Seam allowance is the measurement between the edge of the fabric and the stitching line. The seam allowance has an impact on the performance of the needle. Needles that are too long may pierce through the fabric, while needles that are too short may cause skipped stitches. Care should be taken to select the correct size needle for the seam allowance being used.

Seam Strengtheners and Needles

Seam strengtheners are used to increase the strength and longevity of a seam. They are usually used for fabrics that are prone to fraying and require extra strength. Needles for seam strengtheners should be chosen based on the type of fabric and seam allowance. Needles that are too long may cause skipped stitches, while needles that are too short may not penetrate the fabric fully. Choosing the right type of needle for the fabric being sewn is important for creating strong, durable seams.

The Impact of Needle Thicknesses

Needles come in various thicknesses which can have a major impact on the stitch quality of a project. Needle thick nesses should be matched to the thread size and fabric weight in order to ensure that the needle is able to properly penetrate the fabric and secure the thread. Needles that are too thick will cause damage to the fabric while needles that are too thin may cause skipped stitches.

Seam Types and Needles

Different types of seams can be created with a sewing machine. Common seam types include French seams, flat felled seams, and Hong Kong finish seams. Each of these seam types requires the use of the correct type of needle and the appropriate stitch length. French seams need a medium length stitch with a fine needle, while flat felled seams require a long stitch length with a heavy duty needle. Hong Kong finish seams should be sewn with a wide zigzag stitch using a medium or heavy duty needle.
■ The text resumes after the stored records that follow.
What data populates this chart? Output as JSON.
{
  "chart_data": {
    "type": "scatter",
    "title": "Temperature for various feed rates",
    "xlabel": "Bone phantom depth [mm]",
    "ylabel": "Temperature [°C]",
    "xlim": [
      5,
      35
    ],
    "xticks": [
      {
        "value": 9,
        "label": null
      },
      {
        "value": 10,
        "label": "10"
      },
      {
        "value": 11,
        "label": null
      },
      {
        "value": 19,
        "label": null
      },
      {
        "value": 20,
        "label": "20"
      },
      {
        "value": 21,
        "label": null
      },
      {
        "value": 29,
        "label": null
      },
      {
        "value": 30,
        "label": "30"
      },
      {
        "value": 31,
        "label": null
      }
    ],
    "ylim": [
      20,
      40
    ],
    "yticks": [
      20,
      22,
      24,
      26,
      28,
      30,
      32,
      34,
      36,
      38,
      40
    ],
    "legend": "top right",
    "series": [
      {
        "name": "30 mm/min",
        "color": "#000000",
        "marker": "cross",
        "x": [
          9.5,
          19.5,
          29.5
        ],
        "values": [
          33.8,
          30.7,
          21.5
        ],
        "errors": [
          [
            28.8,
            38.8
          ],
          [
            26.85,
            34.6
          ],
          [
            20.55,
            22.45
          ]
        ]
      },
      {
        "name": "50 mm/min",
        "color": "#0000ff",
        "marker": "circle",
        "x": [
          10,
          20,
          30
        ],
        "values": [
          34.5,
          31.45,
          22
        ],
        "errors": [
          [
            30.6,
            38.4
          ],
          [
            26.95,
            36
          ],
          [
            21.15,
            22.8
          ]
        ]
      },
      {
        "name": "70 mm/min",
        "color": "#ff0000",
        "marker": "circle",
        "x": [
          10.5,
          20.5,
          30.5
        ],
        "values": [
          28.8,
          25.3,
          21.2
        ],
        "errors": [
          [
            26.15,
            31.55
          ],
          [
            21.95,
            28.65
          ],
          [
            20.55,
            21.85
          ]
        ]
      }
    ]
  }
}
Troubleshooting with Needles

It is important to inspect the needle regularly for any signs of damage. If the machine is having trouble making a stitch, it could be due to a broken or damaged needle. Needles can be further inspected under a microscope to check for dull points, burrs, nicked surfaces, and other imperfections. If a needle is found to be damaged it should be replaced with a new one to ensure a clean, smooth stitch.

Geoffrey Kirby is an experienced author and sewist who has been creating sewn projects for over 20 years. He has a passion for teaching beginners and inspiring more advanced sewists both online and through his writings. Outside of writing about sewing, Geoffrey loves to explore new techniques and styles of sewing that incorporate upcycling fabric remnants into sweet items with personality.